Monday, April 29, 2019

VO Workshop with Mary Mac and Nick Omana!


All day this past Saturday I attended a voiceover workshop taught by Nick Omana and Mary McDonald-Lewis.  You've probably heard Nick's voice on Last Comic Standing or one of a hundred other commercials, promos, or video games like World of Warcraft.  I knew Mary Mac from being the voice of Lady Jaye on the GI JOE cartoon show I used to obsess over when I was a kid, but she's also been Wonder Woman, Lois Lane, Veronica Dean on Archer, and more.  She's also appeared onscreen as Frau Pech in Grimm and is a very successful dialect coach.  So as soon as I saw an announcement for this workshop I jumped at the chance.


From Left: My hairy mug, Mary Mac, our sound engineer Cama, and Nick Omana.

The workshop itself was almost all practical experience, getting tons of time in a professional recording booth over at Rex Production and Post here in Portland.  Our lovely and talented sound engineer, Cama, ran everything from behind the glass allowing Mary and Nick to direct us in a variety of commercial reads; emphasizing relaxed control, strong choices, and what Mary called your "heart voice", or the voice most authentic and truthful to you.  She'd immediately point out when she didn't believe what you were saying, and the little fine tuning and adjustment to get something that sounded great was immensely helpful in learning how to take direction well.

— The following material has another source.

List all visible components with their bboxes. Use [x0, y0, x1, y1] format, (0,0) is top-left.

If they read this post, I want to again thank Mary, Nick, Cama, and everyone at Rex Post so much for the opportunity to attend this workshop.  I learned so much and I can't wait to put it into practice.  I'll definitely be keeping all three in mind when I'm ready to do my professional demos!

I think it was Dee Bradley Baker who I heard say that there were three or four stages to being an actor, or becoming a master at anything.  I can't remember exactly what he said, so this is probably horribly misquoted.  However, he said something like the stages are: (1) There's when you're bad but don't know why, (2) there's when you find out how bad you really are, (3) then when you can be good by accident, and finally (4) when you can be consistently good at it.  I think I can reasonably say that I've fully reached stage two after almost two years at this, and I'm making my way toward three.  Today was a big jump toward that end goal of being consistently good.


Check out this little dude guarding the hallway at Rex Post.

In other news, the new home booth has been fantastic so far and I've been auditioning up a storm for pay and for practice on many casting call websites.  I'll be posting the ones I thought were the best along with any casting news I might receive once they've closed.  Most likely it'll be the ones I didn't get, so I don't break any confidentiality with any new project I might get to contribute to.